By Katdapba Yunana Gobum
For those who write, you must be aware defamation has landed many in trouble.
It has not stopped yet, so long as we think it is a ‘right’ to pry into the lives of people.
As a Journalist, one of the realities you must be at home with is to make sure your stories do not have a thread of aftertale.
No matter how ‘factual’ or ‘convincing’ they are written; once you cannot proof its veracity, save yourself by dropping it before it gets out.
So long as it was meant to tarnish the reputation or standing of another person, there is every reason to answer for it.
Then enter the new media, where everyone is a self-made editor. All manners of stories are concocted as truthful, without the thought of who it might affect or directed at.
Those who write and publish them do so believing they are beyond sanction. How wrong can they be!
So long as one is previledged to own an Android phone, his or parlour becomes the newsroom for all manners of contrivances.
They may satisfy their understanding, but those who have been ‘harassed’ or falsely accused; would always need to clear the Augean Stables, in order to set the records right.
Not everyone would swallow it, hook line and sinker. Some have let it lie low; believing ‘the sins of the accusers may expose them one day’.
For this and many others, new media platforms are daily inundated with barrage of innuendos on persons; about who they are and what they know about them in the past and or presently.
These are characteristic, but, nonetheless, they are disingenious the way such are peddled for consumption.
Young men and women who make spurious allegations on public officials do so without gumption. They think it is a right to engage in it.
They are often filled with a sense of accomplishment; but even more, they think that defaming or maligning a victim is taming his rise to prominence.
They forget their victims have a say too. Once it is posted, they go to sleep, so long as no one raises eyebrows. The damage would have been done.

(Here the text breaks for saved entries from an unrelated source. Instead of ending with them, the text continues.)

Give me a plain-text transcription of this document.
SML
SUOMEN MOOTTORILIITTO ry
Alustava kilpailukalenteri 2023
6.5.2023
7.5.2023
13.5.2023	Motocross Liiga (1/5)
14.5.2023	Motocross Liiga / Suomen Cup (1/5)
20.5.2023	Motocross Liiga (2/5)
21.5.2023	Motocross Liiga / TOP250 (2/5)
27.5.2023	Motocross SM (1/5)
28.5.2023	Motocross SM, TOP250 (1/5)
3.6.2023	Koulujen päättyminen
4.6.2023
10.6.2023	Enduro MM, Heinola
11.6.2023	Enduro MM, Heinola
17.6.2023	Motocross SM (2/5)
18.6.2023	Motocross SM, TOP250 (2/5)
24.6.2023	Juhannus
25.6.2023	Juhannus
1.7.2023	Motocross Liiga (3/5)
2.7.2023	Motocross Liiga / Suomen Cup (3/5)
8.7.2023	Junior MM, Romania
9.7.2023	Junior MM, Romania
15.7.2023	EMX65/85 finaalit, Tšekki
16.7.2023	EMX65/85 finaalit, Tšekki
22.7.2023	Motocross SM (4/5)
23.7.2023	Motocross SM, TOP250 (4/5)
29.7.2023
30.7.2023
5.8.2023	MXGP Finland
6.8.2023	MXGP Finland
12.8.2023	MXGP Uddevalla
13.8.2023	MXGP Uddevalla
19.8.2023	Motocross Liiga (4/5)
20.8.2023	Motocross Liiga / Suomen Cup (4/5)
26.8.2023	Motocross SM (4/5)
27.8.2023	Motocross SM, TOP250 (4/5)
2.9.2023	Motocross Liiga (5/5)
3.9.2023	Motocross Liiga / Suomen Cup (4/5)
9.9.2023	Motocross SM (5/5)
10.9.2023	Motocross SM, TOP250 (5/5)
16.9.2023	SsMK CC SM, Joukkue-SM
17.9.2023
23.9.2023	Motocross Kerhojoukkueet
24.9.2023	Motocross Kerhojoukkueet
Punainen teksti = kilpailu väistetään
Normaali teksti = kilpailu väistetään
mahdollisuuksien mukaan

They hardly know that they have reduced their victims in the estimation of men and women of goodwill.
When it happens, those who are not party to it mostly are wont to defend who they like or are close to, but not what is right any more.
Like many, who have spoken for and against it; I shall not be quick to judge, it is imperative to however caution that the new development is assuming a dangerous precedence.
Whether such posts are ‘casual’ or ‘unconscionable’, the preponderance of the phenomenon have become worrisome; even as some have been used by the powerful to think that it is the way to settle scores.
Whether we like it or not, the development often gets to the point that most of those who allege are not able to withstand the heat.
It is possible to turn the heat around for good before it gets out of hand. Matthew 5:25 states in clear terms what to do when anyone finds himself in this situation.
We have reached the point where those who engage in the practice have to ask themselves what they stand to benefit from it.